Собака больно рванула за икры Ивана. Он круто обернулся, испугавшись, потерял равновесие и упал на бок. Черный большущий пес, как годовалый бык, навалился сверху. Иван закричал,
кобель вцепился в плечо и рвал одежду вместе с телом.
– Помо-ги-и-те! – вырвалось из груди страшно стиснутое слово, – но никого не было на улице в этот час. На одно мгновенье
мелькнуло лицо Тараса, вышедшего из своего двора. Он улыбался, радуясь, как его собственный черный кобель-страшила рвет за
него этого дурня Ивана.
Собака больно рвала тело,норовя уцепить за горло.Иван понял,что дело его плохо,и изо всех сил,схватив за лапу верткого пса ,нажал в сторону, так, что тот взвизгнул от боли.
В это время что-то нестерпимо больно резануло в плечо: чуть не потеряв сознание, Иван держал за лапу собаку, которая рвала его, рыча и подбираясь к горлу.
Иван от страха и боли еле смог вцепиться в
шерсть у горла пса, напружиня все тело, сдавил руками ему горло мертвой хваткой. Был он мужик еще молодой, силы собрав,
боролся за свою жизнь.
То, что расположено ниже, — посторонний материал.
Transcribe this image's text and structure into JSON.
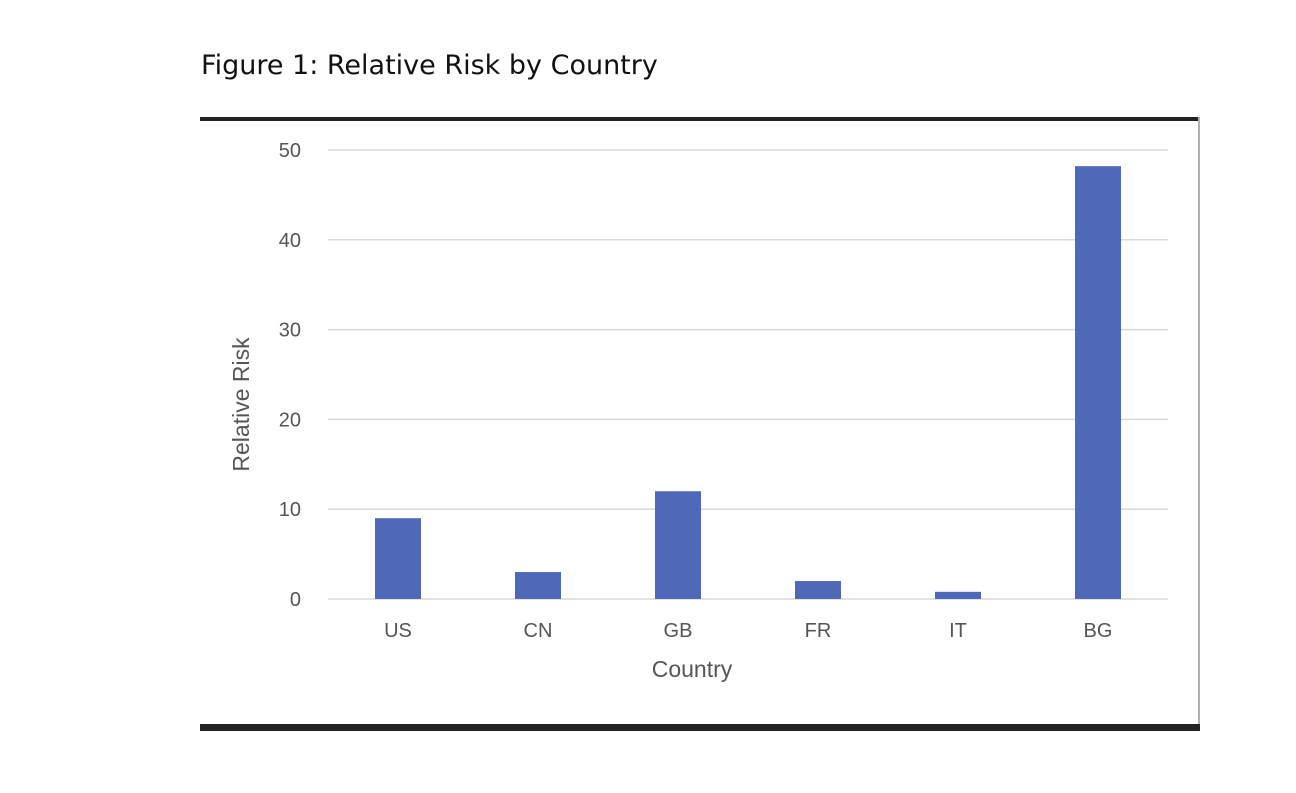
{
  "figure": {
    "title": "Figure 1: Relative Risk by Country"
  },
  "chart_data": {
    "type": "bar",
    "categories": [
      "US",
      "CN",
      "GB",
      "FR",
      "IT",
      "BG"
    ],
    "values": [
      9,
      3,
      12,
      2,
      0.8,
      48.2
    ],
    "xlabel": "Country",
    "ylabel": "Relative Risk",
    "ylim": [
      0,
      50
    ],
    "yticks": [
      0,
      10,
      20,
      30,
      40,
      50
    ],
    "grid": true,
    "legend": "none",
    "bar_color": "#5068b8",
    "grid_color": "#d9d9d9"
  }
}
Пес бил передними лапами, задними
драл одежду и кожу с необыкновенной силой. Брюки и рубаха
Ивана превратились в клочья. Он еще какое-то время продержал
пса, боясь отпустить. Наконец, кобель обвис, обмяк. Иван отшвырнул его с отвращением от себя, встал, шатаясь, побрел, не
видя, куда, обливаясь кровью, волоча кровавые тряпки. Кровь
текла по онемевшему телу, глаза помутились, тошнило, но он
шел, шел домой. Тараска прошел стороной, дико рыча, угрожая
и проклиная Ивана. Но Иван ничего не видел и не слышал, силы
совсем оставляли его.
Через две недели потерялась у Ивана девочка шести лет,
Танюшка. Бегала вместе с соседскими девчушками, бегали везде
не в первый раз, и вдруг куда-то враз исчезла девочка. Искали её,
искали, но найти так и не могли. Стало совсем темнеть, вот уже
и ночь подошла, а её все нет и нет. Предчувствуя неладное, Иван
сел на коня и долго бродил по деревне, за огородами, у пруда, но
девочки нигде не было. Больно щемило сердце – одна она у них
была с женой, больше никогда детей не было.
Всю ночь не сомкнули глаз родители, мать плакала, причитая,
отец угрюмо молчал. Раны его еще не заросли и сильно вертеться
нет сил, а искать надо.
Всю ночь искали они свою девочку, прислушивались, не закричит ли где, не выйдет ли откуда. Но вот уже и утро, а её нет и нет.